We’re now able to create a random forest, but how accurate is it compared to a single decision tree? To answer this question we’ve split our data into a training set and test set. By building our models using the training set and testing on every data point in the test set, we can calculate the accuracy of both a single decision tree and a random forest.
We’ve given you code that calculates the accuracy of a single tree. This tree was made without using any of the bagging techniques we just learned. We created the tree by using every row from the training set once and considered every feature when splitting the data rather than a random subset.
Let’s also calculate the accuracy of a random forest and see how it compares!
Instructions
Begin by taking a look at the code we’ve given you. We’ve created a single tree using the training data, looped through every point in the test set, counted the number of points the tree classified correctly and reported the percentage of correctly classified points — this percentage is known as the accuracy of the model.
Run the code to see the accuracy of the single decision tree.
Right below where tree
is created, create a random forest named forest
using our make_random_forest()
function.
This function takes three parameters — the number of trees in the forest, the training data, and the training labels.
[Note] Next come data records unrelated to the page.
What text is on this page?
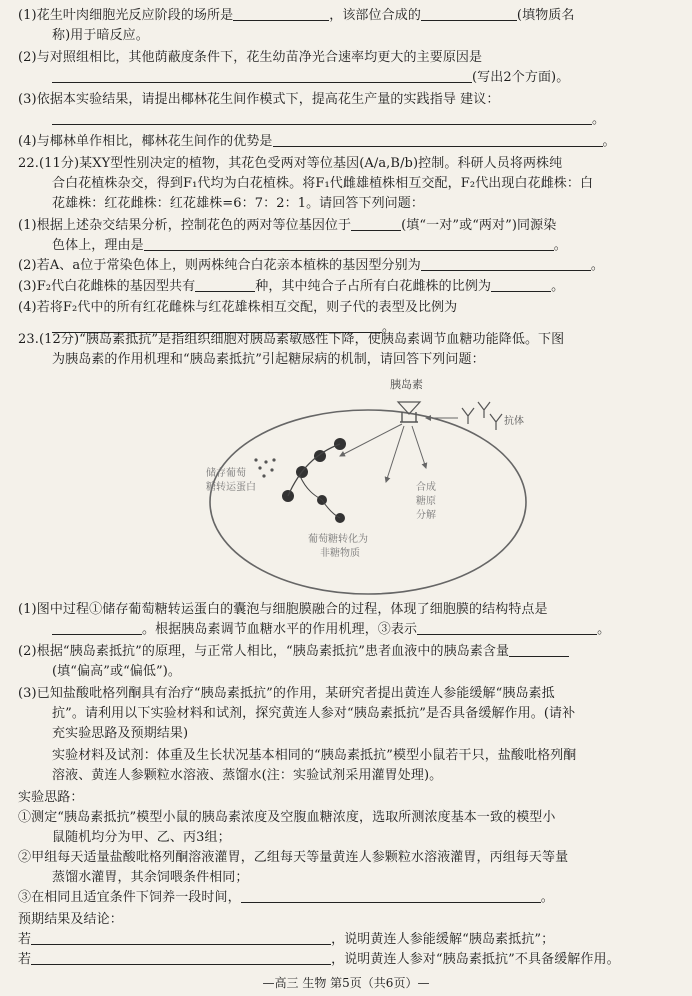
(1)花生叶肉细胞光反应阶段的场所是	，该部位合成的	(填物质名
称)用于暗反应。
(2)与对照组相比，其他荫蔽度条件下，花生幼苗净光合速率均更大的主要原因是
(写出2个方面)。
(3)依据本实验结果，请提出椰林花生间作模式下，提高花生产量的实践指导 建议：
。
(4)与椰林单作相比，椰林花生间作的优势是	。
22.(11分)某XY型性别决定的植物，其花色受两对等位基因(A/a,B/b)控制。科研人员将两株纯
合白花植株杂交，得到F₁代均为白花植株。将F₁代雌雄植株相互交配，F₂代出现白花雌株：白
花雄株：红花雌株：红花雄株=6：7：2：1。请回答下列问题：
(1)根据上述杂交结果分析，控制花色的两对等位基因位于	(填“一对”或“两对”)同源染
色体上，理由是	。
(2)若A、a位于常染色体上，则两株纯合白花亲本植株的基因型分别为	。
(3)F₂代白花雌株的基因型共有	种，其中纯合子占所有白花雌株的比例为	。
(4)若将F₂代中的所有红花雌株与红花雄株相互交配，则子代的表型及比例为
。
23.(12分)“胰岛素抵抗”是指组织细胞对胰岛素敏感性下降，使胰岛素调节血糖功能降低。下图
为胰岛素的作用机理和“胰岛素抵抗”引起糖尿病的机制，请回答下列问题：
胰岛素
抗体
储存葡萄
糖转运蛋白
葡萄糖转化为
非糖物质
合成
糖原
分解
(1)图中过程①储存葡萄糖转运蛋白的囊泡与细胞膜融合的过程，体现了细胞膜的结构特点是
。根据胰岛素调节血糖水平的作用机理，③表示	。
(2)根据“胰岛素抵抗”的原理，与正常人相比，“胰岛素抵抗”患者血液中的胰岛素含量
(填“偏高”或“偏低”)。
(3)已知盐酸吡格列酮具有治疗“胰岛素抵抗”的作用，某研究者提出黄连人参能缓解“胰岛素抵
抗”。请利用以下实验材料和试剂，探究黄连人参对“胰岛素抵抗”是否具备缓解作用。(请补
充实验思路及预期结果)
实验材料及试剂：体重及生长状况基本相同的“胰岛素抵抗”模型小鼠若干只，盐酸吡格列酮
溶液、黄连人参颗粒水溶液、蒸馏水(注：实验试剂采用灌胃处理)。
实验思路：
①测定“胰岛素抵抗”模型小鼠的胰岛素浓度及空腹血糖浓度，选取所测浓度基本一致的模型小
鼠随机均分为甲、乙、丙3组；
②甲组每天适量盐酸吡格列酮溶液灌胃，乙组每天等量黄连人参颗粒水溶液灌胃，丙组每天等量
蒸馏水灌胃，其余饲喂条件相同；
③在相同且适宜条件下饲养一段时间，	。
预期结果及结论：
若	，说明黄连人参能缓解“胰岛素抵抗”；
若	，说明黄连人参对“胰岛素抵抗”不具备缓解作用。
—高三 生物 第5页（共6页）—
It returns a list of trees.
Create a random forest with 40
trees using training_data
and training_labels
.
You should also create a variable named forest_correct
and start it at 0
. This is the variable that will keep track of how many points in the test set the random forest correctly classifies.
For every data point in the test set, we want every tree to classify the data point, find the most common classification, and compare that prediction to the true label of the data point. This is very similar to what you did in the previous exercise.
To begin, at the end of the for loop outside the if statement, create an empty list named predictions
. Next, loop through every forest_tree
in forest
. Call classify()
using testing_data[i]
and forest_tree
as parameters and append the result to predictions
.
After we loop through every tree in the forest, we now want to find the most common prediction and compare it to the true label. The true label can be found using testing_labels[i]
. If they’re equal, we’ve correctly classified a point and should add 1
to forest_correct
.
An easy way of finding the most common prediction is by using this line of code:
forest_prediction = max(predictions,key=predictions.count)
Finally, after looping through all of the points in the test set, we want to print out the accuracy of our random forest. Divide forest_correct
by the number of items in the test set and print the result.
How did the random forest do compared to the single decision tree?